SVG 1.1 includes several features that lend themselves to accessibility, but SVG 2.0 will take accessibility to another level. Whilst SVG 1.1 has good cross-browser support, SVG 2.0 is still too early in its lifecycle for browsers to have implemented support. This article looks at ways to make SVG 1.1 content as accessible as possible, with glimpses into the possibility space of SVG 2.0 accessibility.
This may seem like a strange thing to say, not least in an article that’s about SVG to begin with. The fact is that one of SVG’s most compelling characteristics is also one of its most accessible.

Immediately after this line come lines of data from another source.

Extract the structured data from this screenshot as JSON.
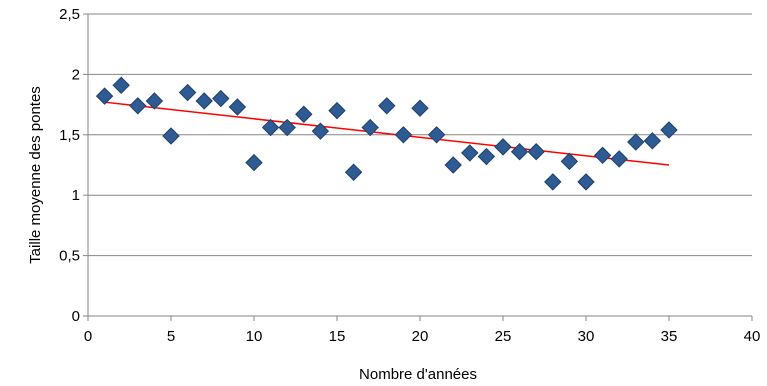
{
  "chart_data": {
    "type": "scatter",
    "xlabel": "Nombre d'années",
    "ylabel": "Taille moyenne des pontes",
    "xlim": [
      0,
      40
    ],
    "ylim": [
      0,
      2.5
    ],
    "x_ticks": [
      "0",
      "5",
      "10",
      "15",
      "20",
      "25",
      "30",
      "35",
      "40"
    ],
    "y_ticks": [
      "0",
      "0,5",
      "1",
      "1,5",
      "2",
      "2,5"
    ],
    "grid": "horizontal",
    "legend": "none",
    "marker": "diamond",
    "marker_color": "#2e5b93",
    "trendline_color": "#ff0000",
    "series": [
      {
        "x": [
          1,
          2,
          3,
          4,
          5,
          6,
          7,
          8,
          9,
          10,
          11,
          12,
          13,
          14,
          15,
          16,
          17,
          18,
          19,
          20,
          21,
          22,
          23,
          24,
          25,
          26,
          27,
          28,
          29,
          30,
          31,
          32,
          33,
          34,
          35
        ],
        "y": [
          1.82,
          1.91,
          1.74,
          1.78,
          1.49,
          1.85,
          1.78,
          1.8,
          1.73,
          1.27,
          1.56,
          1.56,
          1.67,
          1.53,
          1.7,
          1.19,
          1.56,
          1.74,
          1.5,
          1.72,
          1.5,
          1.25,
          1.35,
          1.32,
          1.4,
          1.36,
          1.36,
          1.11,
          1.28,
          1.11,
          1.33,
          1.3,
          1.44,
          1.45,
          1.54
        ]
      }
    ],
    "trendline": {
      "x": [
        1,
        35
      ],
      "y": [
        1.77,
        1.25
      ]
    }
  }
}
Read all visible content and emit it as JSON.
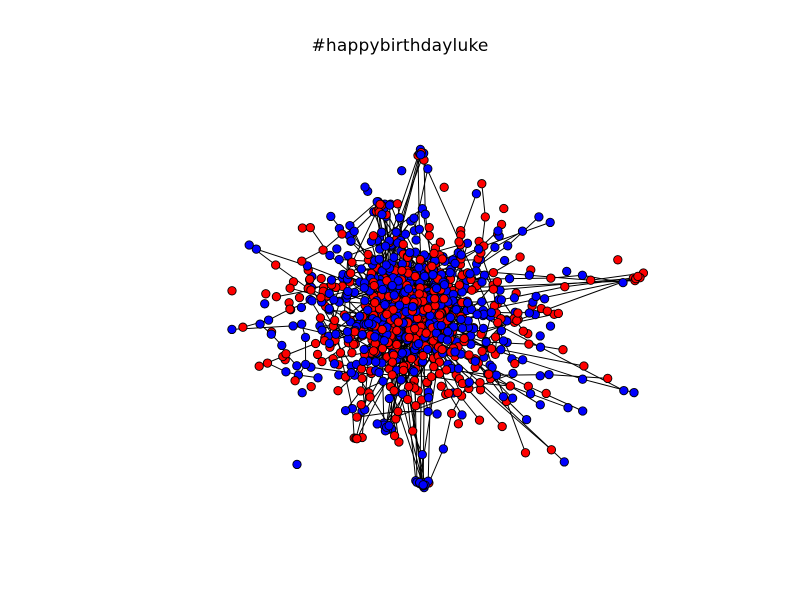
{
  "figure": {
    "title": "#happybirthdayluke"
  },
  "graph": {
    "node_colors": [
      "#ff0000",
      "#0000ff"
    ],
    "edge_color": "#000000",
    "node_outline": "#000000"
  }
}
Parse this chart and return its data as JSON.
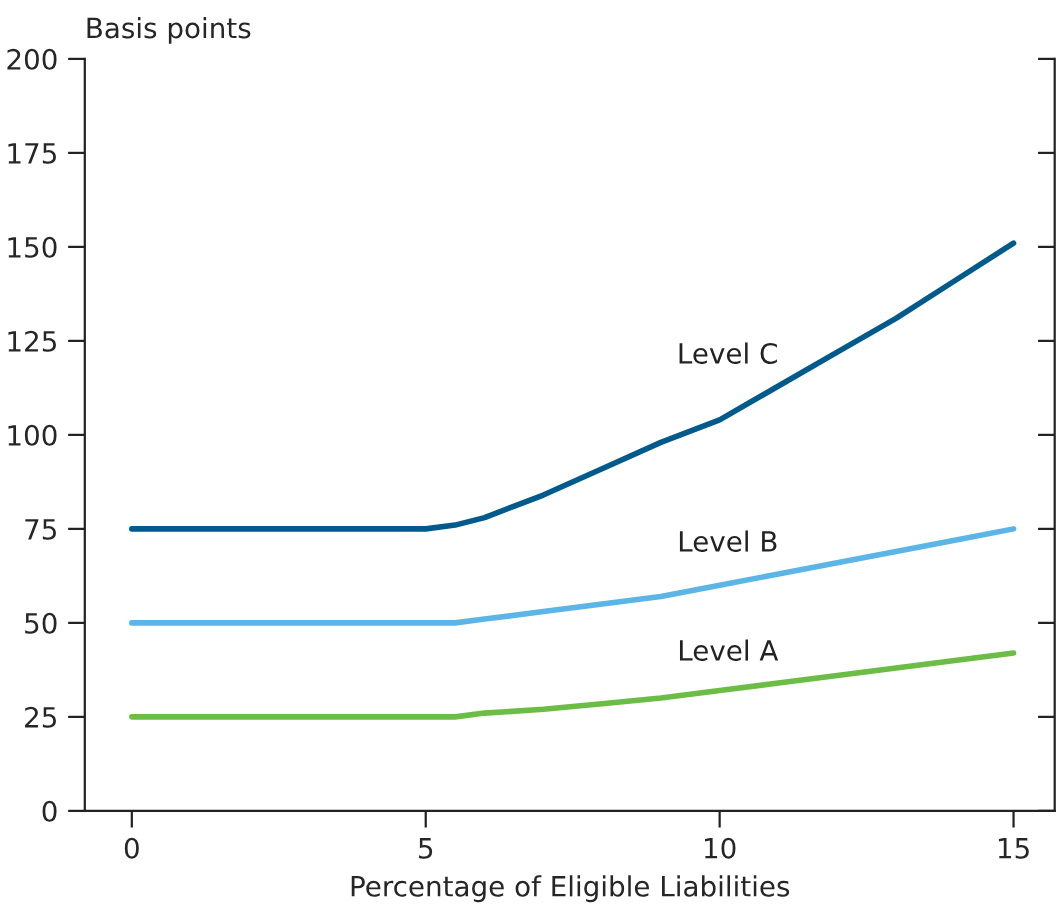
{
  "chart_data": {
    "type": "line",
    "ylabel": "Basis points",
    "xlabel": "Percentage of Eligible Liabilities",
    "x": [
      0,
      1,
      2,
      3,
      4,
      5,
      5.5,
      6,
      7,
      8,
      9,
      10,
      11,
      12,
      13,
      14,
      15
    ],
    "series": [
      {
        "name": "Level C",
        "color": "#005a8c",
        "values": [
          75,
          75,
          75,
          75,
          75,
          75,
          76,
          78,
          84,
          91,
          98,
          104,
          113,
          122,
          131,
          141,
          151
        ]
      },
      {
        "name": "Level B",
        "color": "#5bb5e6",
        "values": [
          50,
          50,
          50,
          50,
          50,
          50,
          50,
          51,
          53,
          55,
          57,
          60,
          63,
          66,
          69,
          72,
          75
        ]
      },
      {
        "name": "Level A",
        "color": "#6cbd45",
        "values": [
          25,
          25,
          25,
          25,
          25,
          25,
          25,
          26,
          27,
          28.5,
          30,
          32,
          34,
          36,
          38,
          40,
          42
        ]
      }
    ],
    "xlim": [
      -0.8,
      15.7
    ],
    "ylim": [
      0,
      200
    ],
    "xticks": [
      0,
      5,
      10,
      15
    ],
    "yticks": [
      0,
      25,
      50,
      75,
      100,
      125,
      150,
      175,
      200
    ],
    "grid": false,
    "legend": false,
    "marker": "none",
    "line_style": "solid"
  }
}
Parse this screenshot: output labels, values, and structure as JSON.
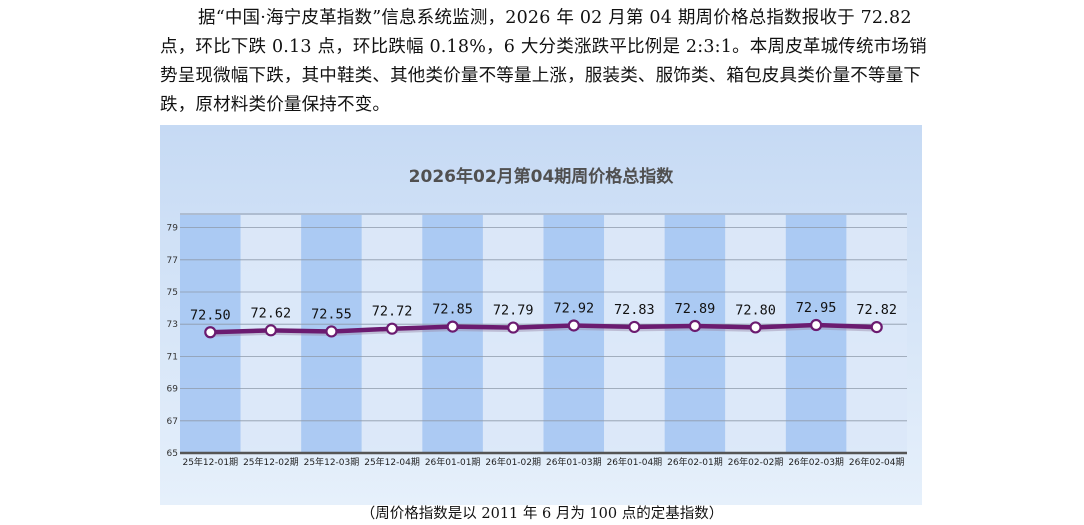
{
  "article": {
    "paragraph": "据“中国·海宁皮革指数”信息系统监测，2026 年 02 月第 04 期周价格总指数报收于 72.82 点，环比下跌 0.13 点，环比跌幅 0.18%，6 大分类涨跌平比例是 2:3:1。本周皮革城传统市场销势呈现微幅下跌，其中鞋类、其他类价量不等量上涨，服装类、服饰类、箱包皮具类价量不等量下跌，原材料类价量保持不变。"
  },
  "caption": "（周价格指数是以 2011 年 6 月为 100 点的定基指数）",
  "colors": {
    "background_top": "#c6daf4",
    "background_bottom": "#e6f0fb",
    "band_dark": "#a9c8f2",
    "band_light": "#dbe8f8",
    "line": "#6b1b70",
    "marker_fill": "#ffffff",
    "grid": "#8e9aaa",
    "title": "#505050"
  },
  "chart_data": {
    "type": "line",
    "title": "2026年02月第04期周价格总指数",
    "xlabel": "",
    "ylabel": "",
    "ylim": [
      65,
      80
    ],
    "yticks": [
      65,
      67,
      69,
      71,
      73,
      75,
      77,
      79
    ],
    "grid": true,
    "legend": "none",
    "categories": [
      "25年12-01期",
      "25年12-02期",
      "25年12-03期",
      "25年12-04期",
      "26年01-01期",
      "26年01-02期",
      "26年01-03期",
      "26年01-04期",
      "26年02-01期",
      "26年02-02期",
      "26年02-03期",
      "26年02-04期"
    ],
    "values": [
      72.5,
      72.62,
      72.55,
      72.72,
      72.85,
      72.79,
      72.92,
      72.83,
      72.89,
      72.8,
      72.95,
      72.82
    ],
    "data_labels": [
      "72.50",
      "72.62",
      "72.55",
      "72.72",
      "72.85",
      "72.79",
      "72.92",
      "72.83",
      "72.89",
      "72.80",
      "72.95",
      "72.82"
    ]
  }
}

SVG content is scalable, and more to the point it scales without a reduction in visual quality. This makes it extremely versatile from a development point of view, but it also means that people with less than 20/20 vision can enjoy crisp and clear images no matter what screen size and resolution they use.
Use inline SVG
The best way to make SVG accessible to Assistive Technologies (AT) like screen readers and speech recognition tools is to put it directly into your HTML. It’s much cleaner (in code terms) to do this with HTML5 than it was with HTML4.x, because the HTML parser automatically switches mode and puts the SVG elements and attributes into the correct namespace. In other words, if your HTML uses the HTML5 doctype, you don’t need to include a namespace declaration in the <svg> tag.